Hi,
I have the following code, which I try to apply the model multiple times to the input, but to avoid the cuda memory issue, i have to move the model between devices. I am getting an error and I am wondering if it is something possible? Here is a simple code which is easy to reproduce:
import os.path as osp
import torch
import torch.nn as nn
import torch.nn.functional as F
#from torch_cluster import random_walk
from sklearn.linear_model import LogisticRegression
import torch_geometric.transforms as T
from torch_geometric.nn import SAGEConv
from torch_geometric.datasets import Planetoid
from torch_geometric.data import NeighborSampler
EPS = 1e-15
dataset = 'Cora'
path = osp.join(osp.dirname(osp.realpath(__file__)), '..', 'data', dataset)
dataset = Planetoid(path, dataset, transform=T.NormalizeFeatures())
data = dataset[0]
train_loader = NeighborSampler(data.edge_index, sizes=[10, 10], batch_size=256,
shuffle=True, num_nodes=data.num_nodes)
class SAGE(nn.Module):
def __init__(self, in_channels, hidden_channels):
super().__init__()
self.convs = SAGEConv(in_channels, hidden_channels)

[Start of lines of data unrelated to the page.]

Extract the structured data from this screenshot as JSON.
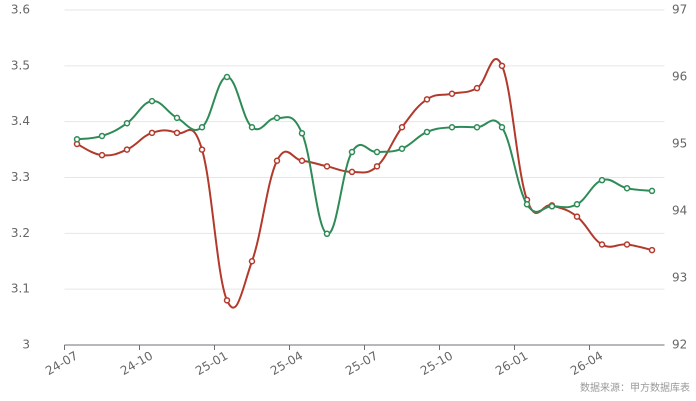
{
  "chart_data": {
    "type": "line",
    "categories": [
      "24-07",
      null,
      null,
      "24-10",
      null,
      null,
      "25-01",
      null,
      null,
      "25-04",
      null,
      null,
      "25-07",
      null,
      null,
      "25-10",
      null,
      null,
      "26-01",
      null,
      null,
      "26-04",
      null,
      null
    ],
    "series": [
      {
        "color": "#b23a2c",
        "values": [
          3.36,
          3.34,
          3.35,
          3.38,
          3.38,
          3.35,
          3.08,
          3.15,
          3.33,
          3.33,
          3.32,
          3.31,
          3.32,
          3.39,
          3.44,
          3.45,
          3.46,
          3.5,
          3.26,
          3.25,
          3.23,
          3.18,
          3.18,
          3.17
        ]
      },
      {
        "color": "#2e8b57",
        "axis": "y2",
        "values": [
          95.07,
          95.12,
          95.31,
          95.64,
          95.39,
          95.25,
          96.0,
          95.25,
          95.39,
          95.16,
          93.66,
          94.88,
          94.88,
          94.93,
          95.18,
          95.25,
          95.25,
          95.25,
          94.1,
          94.07,
          94.1,
          94.46,
          94.34,
          94.3
        ]
      }
    ],
    "ylim": [
      3,
      3.6
    ],
    "yticks": [
      3,
      3.1,
      3.2,
      3.3,
      3.4,
      3.5,
      3.6
    ],
    "y2lim": [
      92,
      97
    ],
    "y2ticks": [
      92,
      93,
      94,
      95,
      96,
      97
    ],
    "grid": true,
    "source": "数据来源：甲方数据库表"
  }
}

def forward(self, x, adjs):
for i, (edge_index, _, size) in enumerate(adjs):
if i ==0:
device = torch.device('cuda:0')
self.convs = self.convs.to(device)
x = x.to(device)
edge_index = edge_index.to(device)
else:
device = torch.device('cuda:1')
self.convs = self.convs.to(device)
x = x.to(device)
edge_index = edge_index.to(device)
x_target = x[:size[1]] # Target nodes are always placed first.
x = self.convs((x, x_target), edge_index)
return x
model = SAGE(data.num_node_features, hidden_channels=data.num_node_features)
model = model
optimizer = torch.optim.Adam(model.parameters(), lr=0.01)
x = data.x
def train():
model.train()
for batch_size, n_id, adjs in train_loader:
# `adjs` holds a list of `(edge_index, e_id, size)` tuples.
#adjs = [adj.to(device) for adj in adjs]
optimizer.zero_grad()
out = model(x[n_id], adjs)
loss = torch.mean(out)
loss.backward()
optimizer.step()
train()
When i try to do that, I get this error:
File "test.py", line 79, in <module>
train()
File "test.py", line 76, in train
loss.backward()
File "/opt/conda/lib/python3.8/site-packages/torch/tensor.py", line 245, in backward
torch.autograd.backward(self, gradient, retain_graph, create_graph, inputs=inputs)
File "/opt/conda/lib/python3.8/site-packages/torch/autograd/__init__.py", line 145, in backward
Variable._execution_engine.run_backward(
RuntimeError: Expected all tensors to be on the same device, but found at least two devices, cuda:1 and cuda:0!
So, is it possible to train the model while i move the model between devices without getting this error? Thanks.